8. Trend is king; go with the trend:
Once a trend is formed, there’s no need for excessive analysis; you must follow it. Follow the money flow, don’t speculate, don’t predict, and don’t assume. If you can’t determine the trend, watch the moving averages. The moving average essentially divides the market into bullish and bearish trends. A bullish trend is upward; a bearish trend is downward. For short-term trades, look at the daily moving average; when there’s a volume breakout, you follow in. For medium to long-term trends, look at the weekly moving average; when there’s a volume breakout, you enter, and if it breaks, you exit. Going with the trend means not going against it; if the market is unfavorable, decisively stay out of the market. If the trend of a coin is downward, don’t easily try to catch the bottom, and don’t fantasize that you can buy coins that will rise against the trend, as the probability of such situations is too low. The core of cryptocurrency trading is to only engage in high-probability events and to abandon low-probability events.

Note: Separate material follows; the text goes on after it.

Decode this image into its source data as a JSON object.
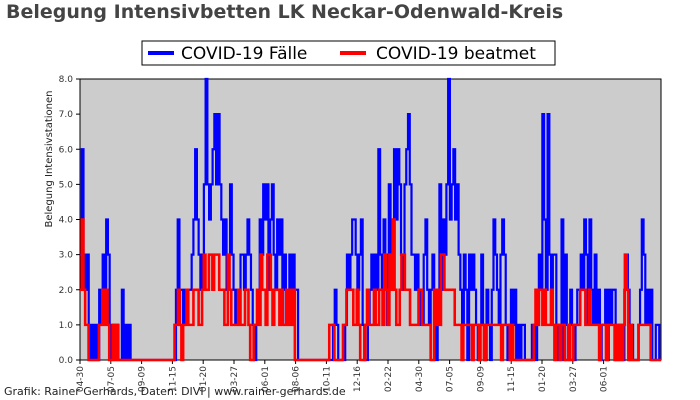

9. Focus on the essentials, simplify complexity:
In fact, I’ve written a lot about techniques in previous articles, but no amount of techniques can adapt to everyone. This is determined by each person's character, experience, and understanding. Techniques can be learned, but more importantly, it's about honing a method that suits you after learning and practicing. The noisy techniques do not make money; the profitable techniques are not noisy. At a certain stage of trading, what’s most needed is to learn to simplify, to let go, and to return to simplicity. The methods may be rudimentary, but as long as they make money, it’s fine. It’s also okay if the methods are singular; a single method can cycle well. As for how to find this point? Keep trying, keep modifying, keep refining. If it works, then scale it up. Always remember to only earn or lose based on one model, and avoid swinging back and forth. Understand the trade-offs. This message is for those who study techniques every day yet remain confused about cryptocurrency trading. Stop and take a serious moment to reflect.
10. Don’t let small profits lead to big losses:
Just like playing baccarat, today I went in with a stake of one or two hundred and won 500, and I was satisfied and retreated. The next day I won another 500, and I retreated again, feeling pleased. By the third day, it wasn’t as smooth; I went in and lost 500, unwilling to accept it, so I continued gambling, wanting to make it back, putting down 500, and lost 1000 instead. I lost all the profits from the previous two days, and then, unwilling to give up, I kept gambling, throwing down 500 and 1000 chips at will, resulting in a loss of tens of thousands. This is a classic case of winning a little and losing a lot.
Every time you open a position, you take risks to earn a little profit, not even reaching your take profit level or your protective stop loss, and you exit happily. When you incur losses, you stubbornly hold on, even to the point of liquidation. If that's the case, you are not suited for investment trading, let alone gambling. Casinos love people like you because you won't always have good luck. Winning a little every day, a few hundred, but when your luck is bad, a loss makes you bold enough to place heavy bets, losing tens of thousands. This kind of behavior is what the house loves most: the naive.